A key area of focus for the SGC is proteins that regulate epigenetics, the study of heritable modifications to gene expression. Understanding how proteins turn specific genes on and off is important for developing therapies to treat many debilitating diseases, such as cancer and neurodegenerative and inflammatory diseases. Based on SGC science, there are now more than 25 clinical trials ongoing, including in Canada.
Another example is when, because of genetic mutations, proteins are misinformed, resulting in one of the estimated 7000 different rare diseases which affect approximately one million Canadians. Here, SGC’s ability to define protein structure can make all the difference. Care 4 Rare, a Genome Canada-funded large-scale applied research project, working with the SGC has identified the structure of a protein which may hold the key to therapy for a rare seizure disorder as well as discovering small molecules which bind to this protein, potentially serving as drugs; more recently the world’s first genetic model of the condition has been created and is now poised to perform pre-clinical testing of the SGC-enabled theory.

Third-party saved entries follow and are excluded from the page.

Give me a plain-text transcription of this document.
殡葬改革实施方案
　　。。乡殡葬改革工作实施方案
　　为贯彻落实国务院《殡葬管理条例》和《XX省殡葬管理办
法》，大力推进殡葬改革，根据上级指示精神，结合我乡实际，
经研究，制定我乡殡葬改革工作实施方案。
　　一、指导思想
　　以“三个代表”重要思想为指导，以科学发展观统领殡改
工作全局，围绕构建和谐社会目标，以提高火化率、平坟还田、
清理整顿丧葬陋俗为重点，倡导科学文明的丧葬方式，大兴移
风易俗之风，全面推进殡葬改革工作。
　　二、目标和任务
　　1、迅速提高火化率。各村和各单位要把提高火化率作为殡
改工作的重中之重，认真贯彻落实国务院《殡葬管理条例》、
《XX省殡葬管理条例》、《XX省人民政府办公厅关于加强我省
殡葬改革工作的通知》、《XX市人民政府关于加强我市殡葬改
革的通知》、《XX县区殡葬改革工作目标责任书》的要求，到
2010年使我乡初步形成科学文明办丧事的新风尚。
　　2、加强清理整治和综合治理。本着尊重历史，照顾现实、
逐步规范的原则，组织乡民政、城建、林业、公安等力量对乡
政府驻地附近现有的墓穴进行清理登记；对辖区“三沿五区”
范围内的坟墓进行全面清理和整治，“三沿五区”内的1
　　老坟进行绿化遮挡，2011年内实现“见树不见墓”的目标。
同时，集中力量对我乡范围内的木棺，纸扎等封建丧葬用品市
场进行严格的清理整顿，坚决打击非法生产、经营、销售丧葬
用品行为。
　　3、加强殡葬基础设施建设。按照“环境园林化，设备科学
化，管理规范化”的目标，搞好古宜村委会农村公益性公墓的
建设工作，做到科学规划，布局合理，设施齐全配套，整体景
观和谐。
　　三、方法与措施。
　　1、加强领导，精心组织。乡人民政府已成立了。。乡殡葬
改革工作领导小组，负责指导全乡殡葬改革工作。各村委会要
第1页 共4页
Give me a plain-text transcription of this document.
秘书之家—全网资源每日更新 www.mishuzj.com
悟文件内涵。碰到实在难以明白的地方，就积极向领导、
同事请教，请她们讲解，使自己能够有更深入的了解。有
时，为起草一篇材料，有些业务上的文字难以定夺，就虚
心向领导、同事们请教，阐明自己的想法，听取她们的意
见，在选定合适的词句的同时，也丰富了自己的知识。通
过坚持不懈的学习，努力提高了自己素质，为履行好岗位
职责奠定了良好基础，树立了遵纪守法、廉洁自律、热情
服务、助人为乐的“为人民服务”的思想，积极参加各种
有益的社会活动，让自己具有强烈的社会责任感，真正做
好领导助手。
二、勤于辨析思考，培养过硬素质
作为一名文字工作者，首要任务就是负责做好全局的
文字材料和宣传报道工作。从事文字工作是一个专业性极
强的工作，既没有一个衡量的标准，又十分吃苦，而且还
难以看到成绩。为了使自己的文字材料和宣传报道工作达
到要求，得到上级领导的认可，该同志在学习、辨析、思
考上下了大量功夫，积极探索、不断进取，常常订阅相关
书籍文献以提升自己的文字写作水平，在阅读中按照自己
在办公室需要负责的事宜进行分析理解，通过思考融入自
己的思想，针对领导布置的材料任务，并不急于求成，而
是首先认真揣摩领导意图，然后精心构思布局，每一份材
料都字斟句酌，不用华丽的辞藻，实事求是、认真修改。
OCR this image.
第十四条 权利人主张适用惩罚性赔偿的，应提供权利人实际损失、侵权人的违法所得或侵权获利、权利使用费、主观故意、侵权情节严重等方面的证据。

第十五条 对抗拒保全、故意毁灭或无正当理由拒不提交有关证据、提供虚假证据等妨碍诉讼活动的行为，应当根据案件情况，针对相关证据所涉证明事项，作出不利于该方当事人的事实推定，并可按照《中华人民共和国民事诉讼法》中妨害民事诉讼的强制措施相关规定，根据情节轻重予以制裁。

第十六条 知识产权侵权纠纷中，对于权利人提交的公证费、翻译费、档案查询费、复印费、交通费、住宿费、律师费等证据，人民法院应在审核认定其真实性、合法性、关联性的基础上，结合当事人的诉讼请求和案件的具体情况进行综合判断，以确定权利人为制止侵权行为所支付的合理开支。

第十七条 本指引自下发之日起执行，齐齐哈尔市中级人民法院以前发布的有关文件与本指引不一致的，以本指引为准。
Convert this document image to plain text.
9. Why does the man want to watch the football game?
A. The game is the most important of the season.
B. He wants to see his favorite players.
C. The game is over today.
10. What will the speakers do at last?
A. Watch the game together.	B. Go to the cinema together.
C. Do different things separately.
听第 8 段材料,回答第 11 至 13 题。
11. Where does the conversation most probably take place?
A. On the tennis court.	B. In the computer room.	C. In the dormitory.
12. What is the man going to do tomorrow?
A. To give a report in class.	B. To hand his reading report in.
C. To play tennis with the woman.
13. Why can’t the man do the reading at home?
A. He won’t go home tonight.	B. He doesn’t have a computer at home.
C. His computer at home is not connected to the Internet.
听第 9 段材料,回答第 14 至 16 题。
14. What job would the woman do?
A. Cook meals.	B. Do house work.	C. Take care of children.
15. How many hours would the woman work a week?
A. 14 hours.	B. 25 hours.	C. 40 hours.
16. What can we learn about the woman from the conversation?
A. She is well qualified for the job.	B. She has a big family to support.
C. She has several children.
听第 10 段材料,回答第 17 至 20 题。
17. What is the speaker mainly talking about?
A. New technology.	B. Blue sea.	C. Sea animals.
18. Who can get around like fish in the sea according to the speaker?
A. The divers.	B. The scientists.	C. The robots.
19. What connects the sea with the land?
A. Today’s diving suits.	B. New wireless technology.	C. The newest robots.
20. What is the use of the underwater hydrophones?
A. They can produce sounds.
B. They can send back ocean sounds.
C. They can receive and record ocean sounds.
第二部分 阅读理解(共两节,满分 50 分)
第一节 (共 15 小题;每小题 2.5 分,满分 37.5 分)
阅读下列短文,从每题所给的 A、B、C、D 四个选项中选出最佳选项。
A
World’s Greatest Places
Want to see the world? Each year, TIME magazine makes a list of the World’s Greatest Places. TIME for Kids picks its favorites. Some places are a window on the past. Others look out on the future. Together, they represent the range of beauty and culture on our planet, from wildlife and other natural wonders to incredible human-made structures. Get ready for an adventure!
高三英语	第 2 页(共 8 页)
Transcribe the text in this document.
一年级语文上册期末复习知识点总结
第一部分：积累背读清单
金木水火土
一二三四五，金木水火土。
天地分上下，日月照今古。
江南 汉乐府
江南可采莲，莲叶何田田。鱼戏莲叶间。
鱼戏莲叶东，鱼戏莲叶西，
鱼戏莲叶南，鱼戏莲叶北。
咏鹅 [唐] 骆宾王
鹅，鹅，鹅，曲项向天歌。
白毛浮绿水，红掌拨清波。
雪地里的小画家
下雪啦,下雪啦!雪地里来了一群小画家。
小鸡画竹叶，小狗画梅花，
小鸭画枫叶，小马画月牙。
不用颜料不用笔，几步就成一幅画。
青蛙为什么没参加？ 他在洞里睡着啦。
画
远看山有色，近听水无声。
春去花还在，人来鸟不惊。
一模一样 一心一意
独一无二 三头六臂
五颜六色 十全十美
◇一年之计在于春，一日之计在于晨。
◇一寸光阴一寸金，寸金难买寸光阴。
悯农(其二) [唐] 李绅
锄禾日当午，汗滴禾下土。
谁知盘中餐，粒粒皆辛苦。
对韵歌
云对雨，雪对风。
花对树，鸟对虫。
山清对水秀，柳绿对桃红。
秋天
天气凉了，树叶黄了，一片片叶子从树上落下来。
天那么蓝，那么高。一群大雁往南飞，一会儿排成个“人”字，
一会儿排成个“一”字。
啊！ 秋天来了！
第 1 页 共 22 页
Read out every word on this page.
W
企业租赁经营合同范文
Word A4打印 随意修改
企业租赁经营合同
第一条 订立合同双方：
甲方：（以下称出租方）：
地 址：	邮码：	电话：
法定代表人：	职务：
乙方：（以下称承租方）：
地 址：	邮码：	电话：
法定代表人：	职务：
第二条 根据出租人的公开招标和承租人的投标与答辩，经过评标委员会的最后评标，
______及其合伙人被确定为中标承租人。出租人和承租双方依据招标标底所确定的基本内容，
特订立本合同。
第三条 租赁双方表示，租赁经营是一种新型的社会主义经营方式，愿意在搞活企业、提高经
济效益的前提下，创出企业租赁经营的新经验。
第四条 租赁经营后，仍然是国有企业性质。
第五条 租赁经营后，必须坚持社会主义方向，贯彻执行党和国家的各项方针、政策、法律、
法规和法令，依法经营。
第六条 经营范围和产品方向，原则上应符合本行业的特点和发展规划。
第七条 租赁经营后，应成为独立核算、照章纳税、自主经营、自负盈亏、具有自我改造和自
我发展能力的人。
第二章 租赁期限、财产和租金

The SGC is considered a leader in open science. By sharing all research results and output with no restrictions on use, SGC’s open science ethos protects against waste and duplication of effort, and strengthens collaboration and innovation by facilitating scientific exchange that is unencumbered by intellectual property considerations.
In its current phase, the SGC is expanding its open science collaborative network to include disease and patient foundations. The SGC is also partnering with clinicians and research hospitals to test its chemical probes on patient samples, a more predictive approach to validating new targets for drug discovery. The project will also provide training for the next generation of Canadian researchers in early-stage drug discovery.
The Canadian arm of the SGC is co-supported by eight pharmaceutical companies and the Ontario Ministry of Research, Innovation and Science (MRIS). SGC has also established a robust collaborative research and training network among Canadian institutions with support from hospital research institutes, the Bill and Melinda Gates Foundation, the Natural Sciences and Engineering Research Council (NSERC), Canadian Institutes of Health Research (CIHR) and the Mitacs program.
The wider research program includes sister SGC sites at Oxford University (UK), the University of Campinas (Brazil), the Karolinska Institute (Sweden), the University of North Carolina (USA) and Goethe University Frankfurt (Germany).